9. Subjects with HBV infection: HBV DNA<500 IU/mL or < 2500 copy/mL, must receive
anti-HBV therapy.

10. Subjects with HCV-RNA(+) must receive antiviral therapy.

11. Able and willing to provide signed informed consent form, and able to comply with all
procedures.

Other protocol defined inclusion criteria could apply.

Exclusion Criteria:

1. For cohorts 1 or 4: known ampullary cancer or mixed cancer (HCC-ICC).

2. For cohorts 3 or 5: known hepatocholangiocarcinoma, sarcomatoid HCC, mixed cell
carcinoma and lamellar cell carcinoma; history of hepatic encephalopathy.

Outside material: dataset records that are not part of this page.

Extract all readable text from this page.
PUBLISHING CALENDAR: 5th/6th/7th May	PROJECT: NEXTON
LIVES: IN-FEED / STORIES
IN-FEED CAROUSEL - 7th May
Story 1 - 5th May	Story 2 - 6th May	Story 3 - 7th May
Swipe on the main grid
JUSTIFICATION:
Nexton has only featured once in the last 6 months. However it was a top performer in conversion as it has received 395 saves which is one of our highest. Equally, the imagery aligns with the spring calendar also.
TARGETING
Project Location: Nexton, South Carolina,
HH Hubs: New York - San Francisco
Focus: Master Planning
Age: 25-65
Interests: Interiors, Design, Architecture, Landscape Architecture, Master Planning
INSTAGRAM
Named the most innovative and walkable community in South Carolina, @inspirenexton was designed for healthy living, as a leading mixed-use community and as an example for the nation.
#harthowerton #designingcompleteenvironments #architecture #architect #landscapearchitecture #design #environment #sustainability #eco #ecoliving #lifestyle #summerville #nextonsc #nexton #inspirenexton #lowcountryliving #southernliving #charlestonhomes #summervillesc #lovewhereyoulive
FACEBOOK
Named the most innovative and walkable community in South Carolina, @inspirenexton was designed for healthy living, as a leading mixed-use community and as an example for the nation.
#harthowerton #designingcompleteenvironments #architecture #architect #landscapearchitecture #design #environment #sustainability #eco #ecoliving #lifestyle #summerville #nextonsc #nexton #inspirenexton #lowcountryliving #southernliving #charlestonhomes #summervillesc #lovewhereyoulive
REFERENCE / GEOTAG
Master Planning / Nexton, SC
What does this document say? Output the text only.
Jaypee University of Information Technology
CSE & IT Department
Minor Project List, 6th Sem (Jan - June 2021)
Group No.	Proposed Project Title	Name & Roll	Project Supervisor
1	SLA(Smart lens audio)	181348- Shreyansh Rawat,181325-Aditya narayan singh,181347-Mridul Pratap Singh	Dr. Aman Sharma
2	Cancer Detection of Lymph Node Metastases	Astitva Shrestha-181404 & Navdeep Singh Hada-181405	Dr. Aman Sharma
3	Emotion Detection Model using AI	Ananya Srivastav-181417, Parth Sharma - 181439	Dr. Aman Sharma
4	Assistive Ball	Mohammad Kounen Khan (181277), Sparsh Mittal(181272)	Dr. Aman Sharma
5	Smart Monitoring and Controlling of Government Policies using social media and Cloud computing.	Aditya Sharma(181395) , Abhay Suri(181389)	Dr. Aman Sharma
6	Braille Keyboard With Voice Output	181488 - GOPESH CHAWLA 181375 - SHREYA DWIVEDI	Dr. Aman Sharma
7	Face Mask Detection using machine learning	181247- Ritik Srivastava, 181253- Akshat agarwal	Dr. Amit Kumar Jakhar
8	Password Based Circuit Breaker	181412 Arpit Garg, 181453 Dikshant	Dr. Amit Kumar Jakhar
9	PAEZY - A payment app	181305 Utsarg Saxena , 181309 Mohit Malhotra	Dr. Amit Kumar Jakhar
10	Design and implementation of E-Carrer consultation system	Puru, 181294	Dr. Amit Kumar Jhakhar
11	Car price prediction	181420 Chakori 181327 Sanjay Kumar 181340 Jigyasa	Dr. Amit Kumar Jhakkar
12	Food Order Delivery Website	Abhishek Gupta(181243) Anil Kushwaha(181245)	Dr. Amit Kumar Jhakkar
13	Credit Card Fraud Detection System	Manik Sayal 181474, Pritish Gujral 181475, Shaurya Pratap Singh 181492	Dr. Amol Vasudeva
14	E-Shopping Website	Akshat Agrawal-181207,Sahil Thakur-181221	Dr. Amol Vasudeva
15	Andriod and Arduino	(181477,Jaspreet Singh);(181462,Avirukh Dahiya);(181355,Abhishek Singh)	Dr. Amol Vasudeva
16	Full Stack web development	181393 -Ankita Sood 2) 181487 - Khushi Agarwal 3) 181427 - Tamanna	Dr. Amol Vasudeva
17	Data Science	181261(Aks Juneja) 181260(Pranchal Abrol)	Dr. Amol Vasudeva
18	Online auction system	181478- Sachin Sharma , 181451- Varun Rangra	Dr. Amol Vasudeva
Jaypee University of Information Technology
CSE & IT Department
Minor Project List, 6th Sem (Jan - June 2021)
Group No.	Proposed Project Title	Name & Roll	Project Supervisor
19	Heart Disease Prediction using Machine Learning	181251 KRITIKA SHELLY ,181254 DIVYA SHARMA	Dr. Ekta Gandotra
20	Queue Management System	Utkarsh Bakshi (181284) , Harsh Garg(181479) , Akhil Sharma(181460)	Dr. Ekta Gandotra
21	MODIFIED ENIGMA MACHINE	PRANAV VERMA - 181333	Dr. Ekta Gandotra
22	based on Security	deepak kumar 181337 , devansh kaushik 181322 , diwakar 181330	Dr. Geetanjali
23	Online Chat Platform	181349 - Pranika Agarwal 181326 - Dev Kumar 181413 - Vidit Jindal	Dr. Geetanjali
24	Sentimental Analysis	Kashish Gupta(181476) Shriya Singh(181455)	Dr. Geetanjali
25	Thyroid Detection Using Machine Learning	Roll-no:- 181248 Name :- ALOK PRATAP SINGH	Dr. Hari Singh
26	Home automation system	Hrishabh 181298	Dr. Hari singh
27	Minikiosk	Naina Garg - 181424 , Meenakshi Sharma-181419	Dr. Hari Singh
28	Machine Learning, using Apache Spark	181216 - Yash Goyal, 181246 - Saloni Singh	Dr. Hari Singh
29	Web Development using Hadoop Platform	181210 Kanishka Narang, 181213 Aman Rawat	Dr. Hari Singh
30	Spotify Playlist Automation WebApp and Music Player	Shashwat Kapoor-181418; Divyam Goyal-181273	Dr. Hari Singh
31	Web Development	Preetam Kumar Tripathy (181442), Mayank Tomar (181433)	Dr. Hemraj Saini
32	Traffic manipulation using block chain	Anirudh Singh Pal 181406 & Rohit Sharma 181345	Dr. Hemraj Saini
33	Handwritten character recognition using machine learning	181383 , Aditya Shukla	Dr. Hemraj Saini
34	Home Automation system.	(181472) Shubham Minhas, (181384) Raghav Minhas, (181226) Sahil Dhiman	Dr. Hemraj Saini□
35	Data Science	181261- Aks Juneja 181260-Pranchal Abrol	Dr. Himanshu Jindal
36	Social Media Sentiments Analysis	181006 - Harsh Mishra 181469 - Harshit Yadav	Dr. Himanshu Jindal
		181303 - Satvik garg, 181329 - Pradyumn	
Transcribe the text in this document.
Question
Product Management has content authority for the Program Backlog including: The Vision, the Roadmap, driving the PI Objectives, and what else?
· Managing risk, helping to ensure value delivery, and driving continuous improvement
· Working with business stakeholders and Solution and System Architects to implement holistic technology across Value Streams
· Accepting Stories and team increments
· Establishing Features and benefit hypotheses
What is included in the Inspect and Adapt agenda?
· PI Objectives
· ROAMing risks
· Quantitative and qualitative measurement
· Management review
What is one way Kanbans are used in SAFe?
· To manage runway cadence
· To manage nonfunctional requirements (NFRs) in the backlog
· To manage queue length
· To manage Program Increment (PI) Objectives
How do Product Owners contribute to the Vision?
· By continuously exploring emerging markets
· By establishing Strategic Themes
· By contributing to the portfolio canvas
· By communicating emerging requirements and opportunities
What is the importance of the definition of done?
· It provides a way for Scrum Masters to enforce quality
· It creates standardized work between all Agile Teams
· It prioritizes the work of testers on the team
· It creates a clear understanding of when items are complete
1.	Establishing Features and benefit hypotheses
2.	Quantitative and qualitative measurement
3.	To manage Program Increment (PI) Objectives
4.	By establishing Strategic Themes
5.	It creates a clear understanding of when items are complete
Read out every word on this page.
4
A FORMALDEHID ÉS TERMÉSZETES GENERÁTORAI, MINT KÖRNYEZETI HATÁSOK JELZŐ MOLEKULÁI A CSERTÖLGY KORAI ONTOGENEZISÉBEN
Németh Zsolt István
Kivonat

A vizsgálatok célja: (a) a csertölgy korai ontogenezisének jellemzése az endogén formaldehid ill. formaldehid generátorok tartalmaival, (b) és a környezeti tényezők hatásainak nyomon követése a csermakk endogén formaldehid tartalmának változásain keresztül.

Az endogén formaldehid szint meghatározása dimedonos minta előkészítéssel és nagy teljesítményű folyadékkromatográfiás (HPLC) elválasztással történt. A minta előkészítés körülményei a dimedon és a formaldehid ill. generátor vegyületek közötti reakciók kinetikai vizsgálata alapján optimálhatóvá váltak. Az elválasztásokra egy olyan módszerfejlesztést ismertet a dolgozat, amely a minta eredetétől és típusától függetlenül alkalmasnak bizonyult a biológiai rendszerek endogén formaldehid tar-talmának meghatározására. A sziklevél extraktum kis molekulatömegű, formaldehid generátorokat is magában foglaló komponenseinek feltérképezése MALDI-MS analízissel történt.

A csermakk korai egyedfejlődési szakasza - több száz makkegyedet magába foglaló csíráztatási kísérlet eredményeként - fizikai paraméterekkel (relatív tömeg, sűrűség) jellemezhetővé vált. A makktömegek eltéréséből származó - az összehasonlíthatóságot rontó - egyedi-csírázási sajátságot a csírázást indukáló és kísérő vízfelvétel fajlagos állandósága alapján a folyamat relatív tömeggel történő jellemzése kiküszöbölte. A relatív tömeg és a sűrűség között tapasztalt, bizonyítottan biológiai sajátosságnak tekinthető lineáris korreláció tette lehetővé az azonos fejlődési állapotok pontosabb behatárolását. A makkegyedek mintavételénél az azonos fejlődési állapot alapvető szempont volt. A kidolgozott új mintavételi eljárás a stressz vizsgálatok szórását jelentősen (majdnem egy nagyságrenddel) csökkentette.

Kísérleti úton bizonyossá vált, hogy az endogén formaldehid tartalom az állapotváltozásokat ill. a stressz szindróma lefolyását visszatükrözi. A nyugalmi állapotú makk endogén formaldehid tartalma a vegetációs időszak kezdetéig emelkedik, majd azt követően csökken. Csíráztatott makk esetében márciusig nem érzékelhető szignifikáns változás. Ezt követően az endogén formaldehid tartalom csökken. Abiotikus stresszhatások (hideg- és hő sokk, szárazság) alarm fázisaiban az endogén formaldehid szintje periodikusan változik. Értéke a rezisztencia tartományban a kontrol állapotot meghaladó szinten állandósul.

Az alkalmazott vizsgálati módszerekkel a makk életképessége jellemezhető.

3. For subjects in combinational therapy part: prior treatment with any anti-PD-1/PD-L1,
or anti-CTLA-4 agents (specifically targeting T-cell co-stimulation or checkpoint
pathways), or TGF-β inhibitors.

4. For cohort 4: prior treatment with VEGFR directed therapies including famitinib.

5. Factors to affect oral administration.

6. Major surgery procedure within 28 days prior to the first dose of trial treatment
(excluding prior diagnostic biopsy or PICC); anticancer treatment within 28 days
before the first dose of trial treatment; subjects in combinational therapy part who
have received systemic steroid therapy or any other form of immunosuppressive therapy
within 14 days prior to the first dose of trial treatment should also be excluded.

7. Moderate-to-severe ascites with clinical symptoms.

8. Active or history of central nervous system metastases.

9. Known genetic or acquired hemorrhage or thrombotic tendency.

10. History of gastrointestinal hemorrhage within 6 months prior to the start of study
treatment or clear tendency of gastrointestinal haemorrhage.

Other protocol defined exclusion criteria could apply.